Hmm. Why did he choose adjectives for two of his responses and a noun for the third?
An adjective, as we all learnt in primary school, names an attribute of a noun. An attribute ascribes a quality or feature as characteristic of a person, place or thing. Adjectives judge. They qualify. They reveal perspective.
So why did he choose a positive adjective “Great” for Australia Day? Simple. Because Albo is aligned with colonial thinking and is comfortable as a White settler on stolen land. “Great” is not neutral. It’s not reflective. It’s celebratory. And celebration, in this context, signals allegiance with the invasion of these sovereign Indigenous lands and the genocide of its people here on Gadigal in so-called Sydney Cove.

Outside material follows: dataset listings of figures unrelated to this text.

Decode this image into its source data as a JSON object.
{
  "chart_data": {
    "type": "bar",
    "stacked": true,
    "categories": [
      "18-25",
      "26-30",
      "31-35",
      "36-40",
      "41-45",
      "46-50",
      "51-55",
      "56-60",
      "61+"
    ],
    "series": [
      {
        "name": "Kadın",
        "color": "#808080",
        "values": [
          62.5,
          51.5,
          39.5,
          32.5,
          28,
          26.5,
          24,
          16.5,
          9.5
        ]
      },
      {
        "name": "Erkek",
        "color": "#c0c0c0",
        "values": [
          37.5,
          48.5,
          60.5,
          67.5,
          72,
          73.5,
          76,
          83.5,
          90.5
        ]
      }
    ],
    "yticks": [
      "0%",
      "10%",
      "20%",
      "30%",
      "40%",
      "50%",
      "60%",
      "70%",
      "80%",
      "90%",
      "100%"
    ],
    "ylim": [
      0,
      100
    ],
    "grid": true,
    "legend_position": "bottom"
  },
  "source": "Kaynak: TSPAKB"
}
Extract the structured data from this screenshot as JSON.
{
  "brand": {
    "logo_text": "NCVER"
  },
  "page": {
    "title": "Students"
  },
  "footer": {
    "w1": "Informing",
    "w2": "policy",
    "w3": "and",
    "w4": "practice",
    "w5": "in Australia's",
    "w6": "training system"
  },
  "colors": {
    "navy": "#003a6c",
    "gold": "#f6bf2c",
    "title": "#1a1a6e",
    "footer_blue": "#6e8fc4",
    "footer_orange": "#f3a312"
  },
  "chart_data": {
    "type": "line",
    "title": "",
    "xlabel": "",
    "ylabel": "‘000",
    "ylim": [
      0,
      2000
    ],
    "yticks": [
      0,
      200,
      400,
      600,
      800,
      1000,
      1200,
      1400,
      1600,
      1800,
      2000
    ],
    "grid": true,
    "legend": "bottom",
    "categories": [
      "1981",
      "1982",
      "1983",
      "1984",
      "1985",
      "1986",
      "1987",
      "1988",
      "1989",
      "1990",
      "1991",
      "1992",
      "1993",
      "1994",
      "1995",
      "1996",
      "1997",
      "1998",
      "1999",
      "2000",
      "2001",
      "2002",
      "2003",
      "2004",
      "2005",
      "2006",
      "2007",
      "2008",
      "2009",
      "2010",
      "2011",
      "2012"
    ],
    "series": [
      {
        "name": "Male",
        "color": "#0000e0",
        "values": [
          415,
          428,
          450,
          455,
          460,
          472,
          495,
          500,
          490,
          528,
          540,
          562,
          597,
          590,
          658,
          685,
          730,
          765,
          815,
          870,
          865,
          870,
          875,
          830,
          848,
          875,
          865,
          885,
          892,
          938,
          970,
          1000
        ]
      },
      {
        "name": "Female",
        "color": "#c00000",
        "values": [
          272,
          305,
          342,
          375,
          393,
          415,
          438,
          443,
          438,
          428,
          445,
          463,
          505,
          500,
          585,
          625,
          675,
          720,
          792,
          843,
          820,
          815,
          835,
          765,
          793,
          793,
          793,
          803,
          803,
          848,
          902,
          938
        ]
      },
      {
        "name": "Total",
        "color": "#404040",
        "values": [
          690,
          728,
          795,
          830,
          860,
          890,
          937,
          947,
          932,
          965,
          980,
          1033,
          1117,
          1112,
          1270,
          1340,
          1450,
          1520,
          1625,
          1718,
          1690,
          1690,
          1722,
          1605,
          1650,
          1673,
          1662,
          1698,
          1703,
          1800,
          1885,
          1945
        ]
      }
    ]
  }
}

Why did he choose a negative adjective “Difficult” for Grace Tame? Again, simple. Because powerful men routinely brand outspoken women as “difficult” when they refuse to comply. “Difficult” is the oldest misogynistic shorthand in the book. Tame cannot be tamed — not by any man, not even the Prime Minister — and so she is framed as a problem to be managed rather than a voice to be respected.
And why did he choose a noun for Donald Trump? Because the noun he selected “President” is framed as factual, objective, stripped of judgement. By retreating to a title rather than an adjective, Albo avoids moral assessment. He chooses institutional deference over ethical clarity.
Trump is not merely a “president”. He is a deeply harmful political actor with a record that demands scrutiny. According to CBC News, his name appears more than 1,500 times in the Epstein files. He has said he is a friend of Israel, and Al Jazeera has reported that “in March US Secretary of State Marco Rubio announced that Washington would be sending $4bn in emergency military assistance to Israel”. That’s $4bn to Israel, a state that scholars and scientist have said has targeted and killed approximately 680000 Palestinians of whom 380000 are children under five-years-old in under two years. Trump’s government is funding genocide. Since September, Democracy Now has reported that the “Trump administration has killed at least 148 people in its widely condemned military strikes on boats in the Caribbean and Pacific” while accusing the people on these boats of being “narcoterrorists” without substaintail backup. His government has invaded and bombed the sovereign nation of Venezuela and kidnapped its elected president, Nicolás Maduro and its First Lady. Trump’s Washington has continued to choke Cuba with an economic embargo and continuing to list them on the State Sponsors of Terrorism list and further pressing down on Cuba and Cubans on the island’s neck by adding a 15% tariff on goods from countries that provide oil to Cuba. The Guardian wrote that 2025 was “ICE’s deadliest year in two decades”, with 32 people killed under Trump’s watchful eyes. His government bombed Nigeria. He has threatened Colombia, Iran, Panama and, and, and. Yet Albo declines to attach any quality to him. No “dangerous”, no “divisive”, no “reckless”. Just the office. Just the role. Just the status.
Adjectives for a day that is a stain on national history, a day that should be a day of mourning. Adjectives for a woman who speaks truth to power. And a neutral noun for a US figure with too many skeletons in his closet.
That is not accidental. That is instinct. And instinct reveals alignment.